Ähnlich funktionieren auch Plauderkassen im Supermarkt, deren Ursprung im niederländischen Brabant liegt. Hier bleibt Zeit zum Plaudern und Tratschen, statt schnell zu scannen. Denn gerade moderne Supermärkte mit Selbstbedienungskassen verlieren immer mehr ihre Funktion als soziale Knotenpunkte. Wenn das persönliche Gespräch über Neuigkeiten aus der Nachbarschaft, den nächsten Arztbesuch oder das Wetter wegfallen, geht der menschliche Faktor verloren. Erste Supermärkte in Deutschland haben das niederländische Konzept erfolgreich ausprobiert und einzelne Kassen als „Plauderzone“ ausgewiesen. Vielleicht gibt es auch bald in Berlin wieder mehr Gespräche im Supermarkt um die Ecke.
Angebote der STADT UND LAND
Die STADT UND LAND ist sich ihrer Verantwortung für ihre Mieter*innen bewusst. Auf der Dialogveranstaltung „Gemeinsam einsam – sind wir auf dem Weg in die chronische kollektive Depression?“ im Juli 2024 betonte Geschäftsführer Ingo Malter: „Einsamkeit ist das sichtbare Ergebnis eines Mangels an Nähe und Kommunikation. Allzu oft verlassen wir uns auf Institutionen, obwohl die Veränderung bei jedem Einzelnen von uns beginnen muss.“ Er fügte hinzu: „Wohnungsunternehmen können Räume zur Begegnung schaffen oder entsprechende Institutionen finanziell und räumlich unterstützen.“
Zu diesen Räumen gehören Nachbarschaftstreffs, die in Kooperation mit der SOPHIA Berlin GmbH in der John-Locke-Siedlung und in der Gothaer Straße in Hellersdorf betrieben werden. Auch eigene Veranstaltungen wie das jeden Sommer stattfindende Balkonkino in Hellersdorf oder andere Gemeinschaftsevents laden zum Kennenlernen ein.

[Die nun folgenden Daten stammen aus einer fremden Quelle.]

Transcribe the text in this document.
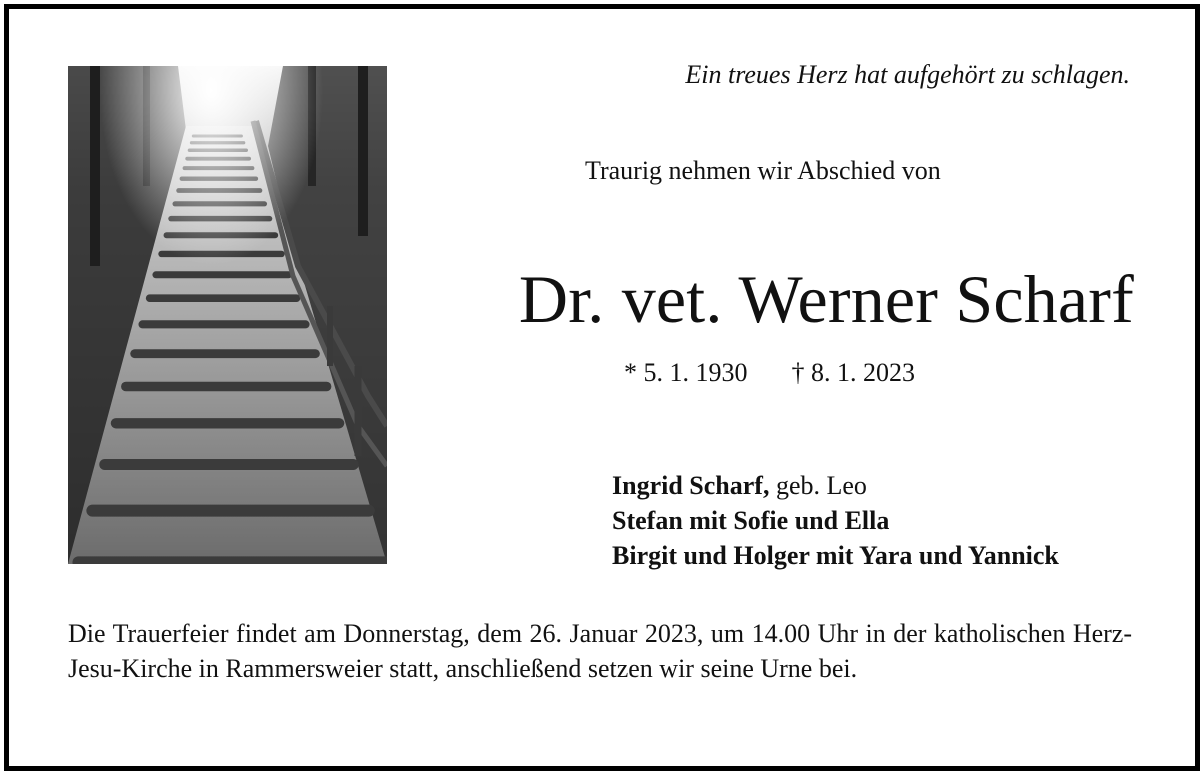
Ein treues Herz hat aufgehört zu schlagen.
Traurig nehmen wir Abschied von
Dr. vet. Werner Scharf
* 5. 1. 1930 † 8. 1. 2023
Ingrid Scharf, geb. Leo
Stefan mit Sofie und Ella
Birgit und Holger mit Yara und Yannick
Die Trauerfeier findet am Donnerstag, dem 26. Januar 2023, um 14.00 Uhr in der katholischen Herz-Jesu-Kirche in Rammersweier statt, anschließend setzen wir seine Urne bei.
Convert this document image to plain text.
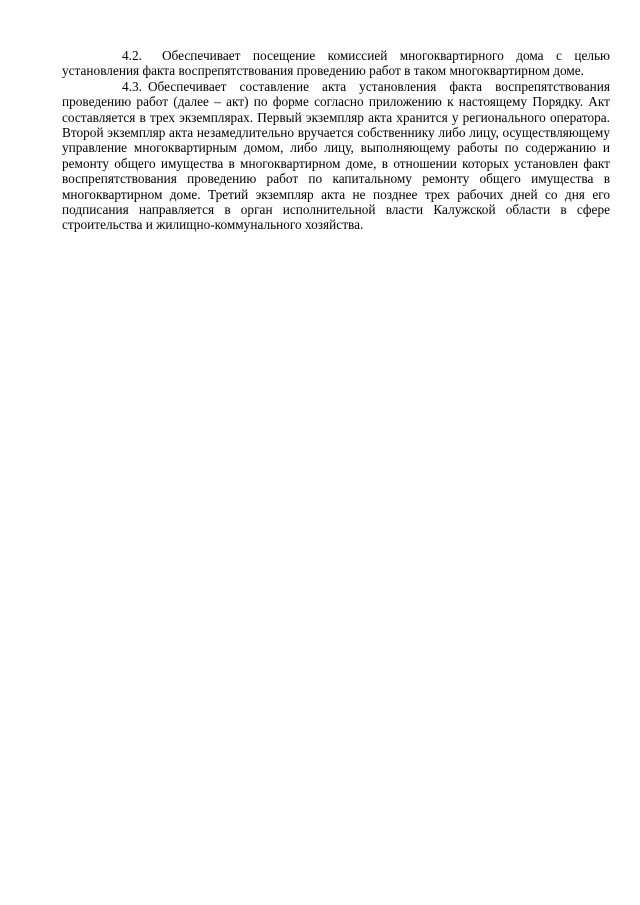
4.2. Обеспечивает посещение комиссией многоквартирного дома с целью установления факта воспрепятствования проведению работ в таком многоквартирном доме.

4.3. Обеспечивает составление акта установления факта воспрепятствования проведению работ (далее – акт) по форме согласно приложению к настоящему Порядку. Акт составляется в трех экземплярах. Первый экземпляр акта хранится у регионального оператора. Второй экземпляр акта незамедлительно вручается собственнику либо лицу, осуществляющему управление многоквартирным домом, либо лицу, выполняющему работы по содержанию и ремонту общего имущества в многоквартирном доме, в отношении которых установлен факт воспрепятствования проведению работ по капитальному ремонту общего имущества в многоквартирном доме. Третий экземпляр акта не позднее трех рабочих дней со дня его подписания направляется в орган исполнительной власти Калужской области в сфере строительства и жилищно-коммунального хозяйства.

Zudem unterstützt die STADT UND LAND durch Sponsoring Vereine und Initiativen, die in den Kiezen aktiv sind, wie beispielsweise den Verein „MaDonna Mädchenkult.Ur e.V.“ in Neukölln. Der Verein betreibt zwei Treffs für je 30 bis 50 Mädchen und junge Frauen. Dort sollen sie in ihrer Persönlichkeitsbildung gestärkt und für den Berufseinstieg vorbereitet werden. Außerdem werden ihnen Möglichkeiten zur gesellschaftlichen Teilhabe aufgezeigt und sie vor familiärer Gewalt geschützt.
Einfach den Anfang wagen
Einsamkeit, ob sie nun tatsächlich in unserer Gesellschaft zunimmt oder einfach nur aus ihrem Schatten tritt und mehr Beachtung findet, bleibt eine bedrückende Realität, die krank machen kann. Was dagegen hilft, sind Kontakte und soziale Netzwerke, die auf die eigenen Bedürfnisse abgestimmt sind. Ein vielversprechender Ausgangspunkt ist die eigene Nachbarschaft. Wagen Sie den Anfang und durchbrechen Sie die Stille! Ein kleiner Zettel im Briefkasten der Nachbarin, mit der Frage, ob sie Lust auf einen gemeinsamen Kaffee hat oder vielleicht Hilfe beim Einkaufen benötigt, kann Wunder wirken. Statt wortlos vorbeizuhuschen, könnte man im Treppenhaus einfach mal nachfragen, wie es dem anderen geht. Oder man schickt einem alten Bekannten eine Nachricht. Diese ersten Schritte mögen klein erscheinen, doch ihre Bedeutung könnte immens sein, als Ausweg aus dem stillen Tabu.